Unix(bash) and windows batch commands have also been provided. No arguments are necessary to execute the scripts. The scripts do have optional parameters. See each script for usage details.
USING ANT
$ ant
$ ant test
$ ant run
$ ant javadoc
$ ant clean
USING SCRIPTS
$ test_part[123]
where [123] represents the question number. e.g. to run to test question 1
$ test_part1
$ run_part[123]
Where [123] represents the question number. e.g. to execute question 1.
$ run_part1
All the java source are packaged in digitalreasoning are under /src.
assumptions: US locale.
limitations: size of source files, size of dictionary.
alternative implementation: use a trie for data storage, it is more memory efficient.
/src/digitalreasoning/DocumentTokenizer.java is the java source implementing for question 1.
/src/digitalreasoning/TestDocumentTokenizer.java is the unit test driver source for testing question 1.
assumptions: US locale.
limitations: is the linear searching of proper names in a sentence, size of source files, size of dictionary.
alternative implementation: You could use a suffix tree for the sentence data structure.
This would allow for constant time lookup of proper names.
Ukkonen's Algorithm can build a suffix tree in O(n).
/src/digitalreasoning/ProperNameDocumentTokenizer.java is the java source implementingfor question 2.
/src/digitalreasoning/TestProperNameDocumentTokenizer.java is the unit test driver source for testing question 2.
assumptions: US locale.
limitations: is the linear searching of proper names in a sentence, size of source files, size of dictionary.

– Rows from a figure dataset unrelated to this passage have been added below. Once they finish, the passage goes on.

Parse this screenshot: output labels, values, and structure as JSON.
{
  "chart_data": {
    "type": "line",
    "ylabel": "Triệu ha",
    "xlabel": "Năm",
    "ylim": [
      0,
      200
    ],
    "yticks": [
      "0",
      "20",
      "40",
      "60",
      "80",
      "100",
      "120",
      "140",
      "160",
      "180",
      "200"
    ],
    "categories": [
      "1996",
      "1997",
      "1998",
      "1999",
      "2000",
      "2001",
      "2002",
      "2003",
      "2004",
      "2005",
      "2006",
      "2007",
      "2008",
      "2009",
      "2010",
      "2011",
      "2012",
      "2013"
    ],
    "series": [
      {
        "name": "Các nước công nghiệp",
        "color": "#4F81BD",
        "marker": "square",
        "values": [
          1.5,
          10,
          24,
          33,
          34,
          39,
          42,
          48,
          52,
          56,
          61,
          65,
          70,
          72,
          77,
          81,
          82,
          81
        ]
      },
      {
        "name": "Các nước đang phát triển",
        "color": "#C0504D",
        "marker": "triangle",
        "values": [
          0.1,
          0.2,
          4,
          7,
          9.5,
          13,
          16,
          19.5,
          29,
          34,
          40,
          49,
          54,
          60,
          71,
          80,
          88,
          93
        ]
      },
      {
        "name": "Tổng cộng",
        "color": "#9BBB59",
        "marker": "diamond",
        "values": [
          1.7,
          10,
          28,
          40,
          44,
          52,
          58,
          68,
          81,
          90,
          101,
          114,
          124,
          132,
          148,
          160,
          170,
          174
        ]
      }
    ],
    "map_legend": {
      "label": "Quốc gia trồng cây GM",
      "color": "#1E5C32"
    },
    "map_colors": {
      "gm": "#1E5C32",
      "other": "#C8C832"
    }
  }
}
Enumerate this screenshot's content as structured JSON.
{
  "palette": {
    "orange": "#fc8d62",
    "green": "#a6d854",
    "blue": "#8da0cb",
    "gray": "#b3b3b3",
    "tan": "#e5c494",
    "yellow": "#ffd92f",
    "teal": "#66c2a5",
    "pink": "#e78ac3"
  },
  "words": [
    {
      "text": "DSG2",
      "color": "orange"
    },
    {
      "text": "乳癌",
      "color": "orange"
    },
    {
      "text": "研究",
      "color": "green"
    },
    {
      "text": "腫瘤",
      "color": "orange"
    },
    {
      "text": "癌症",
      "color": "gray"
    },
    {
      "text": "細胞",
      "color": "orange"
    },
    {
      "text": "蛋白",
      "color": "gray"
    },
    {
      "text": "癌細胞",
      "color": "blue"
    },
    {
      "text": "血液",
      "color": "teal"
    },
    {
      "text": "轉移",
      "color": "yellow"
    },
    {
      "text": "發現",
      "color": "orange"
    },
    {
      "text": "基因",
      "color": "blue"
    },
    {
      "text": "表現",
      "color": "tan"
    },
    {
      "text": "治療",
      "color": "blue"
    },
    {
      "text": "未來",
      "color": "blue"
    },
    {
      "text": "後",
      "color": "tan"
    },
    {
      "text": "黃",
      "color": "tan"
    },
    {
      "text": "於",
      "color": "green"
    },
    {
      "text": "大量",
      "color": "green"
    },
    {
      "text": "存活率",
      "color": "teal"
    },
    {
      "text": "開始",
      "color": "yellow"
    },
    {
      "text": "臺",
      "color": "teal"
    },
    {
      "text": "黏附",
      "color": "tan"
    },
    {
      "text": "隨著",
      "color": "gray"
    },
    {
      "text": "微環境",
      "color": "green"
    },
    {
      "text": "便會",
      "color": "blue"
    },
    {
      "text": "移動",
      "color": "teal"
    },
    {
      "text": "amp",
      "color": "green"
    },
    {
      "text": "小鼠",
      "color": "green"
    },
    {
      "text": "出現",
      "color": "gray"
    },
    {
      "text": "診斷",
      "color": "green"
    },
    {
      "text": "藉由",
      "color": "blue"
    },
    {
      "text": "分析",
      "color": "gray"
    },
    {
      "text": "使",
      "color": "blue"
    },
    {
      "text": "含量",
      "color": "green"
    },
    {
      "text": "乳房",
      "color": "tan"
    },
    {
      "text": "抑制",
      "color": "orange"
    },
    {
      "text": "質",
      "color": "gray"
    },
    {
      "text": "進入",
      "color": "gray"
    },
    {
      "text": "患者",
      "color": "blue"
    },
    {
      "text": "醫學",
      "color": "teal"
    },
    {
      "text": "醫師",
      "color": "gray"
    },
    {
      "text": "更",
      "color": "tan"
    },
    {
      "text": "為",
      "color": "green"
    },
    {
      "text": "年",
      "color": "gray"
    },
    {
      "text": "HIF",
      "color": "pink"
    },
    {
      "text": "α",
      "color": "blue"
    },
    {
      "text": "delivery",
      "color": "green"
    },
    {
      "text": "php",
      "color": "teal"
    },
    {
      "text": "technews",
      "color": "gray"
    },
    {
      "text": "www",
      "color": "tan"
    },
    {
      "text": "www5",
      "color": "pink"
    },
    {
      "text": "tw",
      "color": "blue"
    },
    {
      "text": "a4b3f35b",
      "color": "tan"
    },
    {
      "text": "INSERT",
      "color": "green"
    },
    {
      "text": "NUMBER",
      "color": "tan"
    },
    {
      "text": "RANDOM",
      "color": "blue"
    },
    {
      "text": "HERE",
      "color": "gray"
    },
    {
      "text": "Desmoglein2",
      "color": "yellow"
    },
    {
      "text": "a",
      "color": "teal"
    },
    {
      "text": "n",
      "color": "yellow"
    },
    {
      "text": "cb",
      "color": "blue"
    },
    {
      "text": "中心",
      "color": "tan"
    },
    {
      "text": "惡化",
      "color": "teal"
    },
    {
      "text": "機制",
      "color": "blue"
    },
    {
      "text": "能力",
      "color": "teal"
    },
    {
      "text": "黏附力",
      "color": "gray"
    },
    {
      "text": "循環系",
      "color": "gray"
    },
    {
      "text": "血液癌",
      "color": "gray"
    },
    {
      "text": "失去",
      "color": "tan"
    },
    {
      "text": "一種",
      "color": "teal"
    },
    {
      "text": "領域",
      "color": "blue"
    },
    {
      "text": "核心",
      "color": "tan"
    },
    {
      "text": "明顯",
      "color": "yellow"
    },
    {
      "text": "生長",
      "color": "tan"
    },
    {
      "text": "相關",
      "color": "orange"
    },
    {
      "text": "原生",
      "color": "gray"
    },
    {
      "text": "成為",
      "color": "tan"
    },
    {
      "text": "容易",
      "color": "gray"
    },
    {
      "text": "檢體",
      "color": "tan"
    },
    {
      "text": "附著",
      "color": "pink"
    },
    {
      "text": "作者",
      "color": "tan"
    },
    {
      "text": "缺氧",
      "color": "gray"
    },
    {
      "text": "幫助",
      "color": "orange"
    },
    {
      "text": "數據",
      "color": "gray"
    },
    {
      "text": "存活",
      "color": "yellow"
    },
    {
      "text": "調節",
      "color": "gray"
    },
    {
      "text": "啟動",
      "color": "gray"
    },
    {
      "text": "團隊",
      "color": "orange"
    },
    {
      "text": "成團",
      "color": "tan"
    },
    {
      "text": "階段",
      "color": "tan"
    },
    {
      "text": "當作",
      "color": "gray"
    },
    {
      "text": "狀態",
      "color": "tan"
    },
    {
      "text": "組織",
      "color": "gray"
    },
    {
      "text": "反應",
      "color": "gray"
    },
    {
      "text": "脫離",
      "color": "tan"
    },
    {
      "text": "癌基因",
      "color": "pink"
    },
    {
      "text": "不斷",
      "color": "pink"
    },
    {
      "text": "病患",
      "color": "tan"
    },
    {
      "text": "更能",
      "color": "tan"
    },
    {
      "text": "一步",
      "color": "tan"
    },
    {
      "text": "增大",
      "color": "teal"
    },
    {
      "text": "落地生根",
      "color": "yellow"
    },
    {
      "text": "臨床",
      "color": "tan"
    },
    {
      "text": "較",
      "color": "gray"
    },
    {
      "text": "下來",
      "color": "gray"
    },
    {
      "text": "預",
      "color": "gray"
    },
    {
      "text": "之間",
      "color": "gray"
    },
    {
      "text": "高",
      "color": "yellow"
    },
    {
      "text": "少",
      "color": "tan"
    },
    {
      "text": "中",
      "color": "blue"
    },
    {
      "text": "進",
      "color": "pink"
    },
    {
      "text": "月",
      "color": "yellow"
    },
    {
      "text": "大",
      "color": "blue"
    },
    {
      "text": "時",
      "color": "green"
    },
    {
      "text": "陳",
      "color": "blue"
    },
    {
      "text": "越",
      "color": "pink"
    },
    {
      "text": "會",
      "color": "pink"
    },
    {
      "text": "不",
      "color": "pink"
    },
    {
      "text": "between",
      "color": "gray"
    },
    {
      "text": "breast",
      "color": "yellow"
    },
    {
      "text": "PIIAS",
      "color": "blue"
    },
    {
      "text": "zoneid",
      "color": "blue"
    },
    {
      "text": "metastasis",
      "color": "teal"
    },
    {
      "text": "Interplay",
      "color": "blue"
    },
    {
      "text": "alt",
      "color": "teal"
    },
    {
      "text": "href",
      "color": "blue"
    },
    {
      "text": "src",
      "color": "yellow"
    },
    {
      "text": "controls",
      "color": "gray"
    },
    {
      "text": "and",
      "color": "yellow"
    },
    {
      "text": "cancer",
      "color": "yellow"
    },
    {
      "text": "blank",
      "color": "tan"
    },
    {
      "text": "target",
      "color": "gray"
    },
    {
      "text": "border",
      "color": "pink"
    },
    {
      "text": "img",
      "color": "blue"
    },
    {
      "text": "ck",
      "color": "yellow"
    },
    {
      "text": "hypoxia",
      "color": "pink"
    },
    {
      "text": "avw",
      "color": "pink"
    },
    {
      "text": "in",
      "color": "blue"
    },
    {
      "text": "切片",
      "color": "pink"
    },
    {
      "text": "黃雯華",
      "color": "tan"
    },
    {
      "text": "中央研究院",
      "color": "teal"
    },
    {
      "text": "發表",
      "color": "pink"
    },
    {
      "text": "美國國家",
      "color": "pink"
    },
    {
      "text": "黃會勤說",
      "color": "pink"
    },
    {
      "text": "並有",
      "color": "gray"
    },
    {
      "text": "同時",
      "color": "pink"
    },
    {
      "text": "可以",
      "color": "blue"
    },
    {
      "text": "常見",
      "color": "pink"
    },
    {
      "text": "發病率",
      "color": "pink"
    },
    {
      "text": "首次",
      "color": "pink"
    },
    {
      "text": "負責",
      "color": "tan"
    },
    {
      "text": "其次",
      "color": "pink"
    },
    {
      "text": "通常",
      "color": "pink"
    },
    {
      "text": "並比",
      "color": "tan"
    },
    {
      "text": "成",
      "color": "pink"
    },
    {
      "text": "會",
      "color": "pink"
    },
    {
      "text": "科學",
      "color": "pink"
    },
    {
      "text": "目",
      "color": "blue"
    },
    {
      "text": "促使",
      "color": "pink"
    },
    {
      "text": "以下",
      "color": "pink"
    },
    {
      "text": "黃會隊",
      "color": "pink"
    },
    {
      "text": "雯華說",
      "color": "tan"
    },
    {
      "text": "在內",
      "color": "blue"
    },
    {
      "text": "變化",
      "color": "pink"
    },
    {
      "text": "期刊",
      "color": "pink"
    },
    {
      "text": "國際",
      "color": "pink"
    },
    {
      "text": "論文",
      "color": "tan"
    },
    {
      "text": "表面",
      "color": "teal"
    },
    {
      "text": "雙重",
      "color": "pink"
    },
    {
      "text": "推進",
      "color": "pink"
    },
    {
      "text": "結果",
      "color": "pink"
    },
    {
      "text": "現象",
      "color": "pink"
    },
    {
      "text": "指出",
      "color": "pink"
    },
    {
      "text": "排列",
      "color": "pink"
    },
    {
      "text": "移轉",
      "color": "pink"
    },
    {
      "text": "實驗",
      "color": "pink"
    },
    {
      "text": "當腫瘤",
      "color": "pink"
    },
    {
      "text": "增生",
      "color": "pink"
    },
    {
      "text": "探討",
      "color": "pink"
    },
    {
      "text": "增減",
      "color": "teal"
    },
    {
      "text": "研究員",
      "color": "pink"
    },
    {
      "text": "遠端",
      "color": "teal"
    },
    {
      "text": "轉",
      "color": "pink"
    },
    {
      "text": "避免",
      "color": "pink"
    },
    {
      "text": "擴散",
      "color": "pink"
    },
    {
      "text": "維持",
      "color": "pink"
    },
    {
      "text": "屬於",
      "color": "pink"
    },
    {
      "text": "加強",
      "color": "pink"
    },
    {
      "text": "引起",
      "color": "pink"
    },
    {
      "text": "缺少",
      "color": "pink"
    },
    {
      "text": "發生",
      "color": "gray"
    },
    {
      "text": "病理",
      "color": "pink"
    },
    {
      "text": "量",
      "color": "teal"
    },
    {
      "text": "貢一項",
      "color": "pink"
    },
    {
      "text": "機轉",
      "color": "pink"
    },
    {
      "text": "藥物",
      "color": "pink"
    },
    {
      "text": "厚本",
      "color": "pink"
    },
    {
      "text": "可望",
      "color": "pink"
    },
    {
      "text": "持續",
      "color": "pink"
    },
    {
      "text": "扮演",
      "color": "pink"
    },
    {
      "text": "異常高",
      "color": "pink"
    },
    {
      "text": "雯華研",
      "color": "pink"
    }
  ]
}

alternative implementation: You could use a suffix tree for the sentence data structure.
This would allow for constant time lookup of proper names.
Ukkonen's Algorithm can build a suffix tree in O(n).
/src/digitalreasoning/ProperNameAggregator.java is the java source implementing for question 3.
/src/digitalreasoning/TestProperNameAggregator.java is the unit test driver source for testing question 3.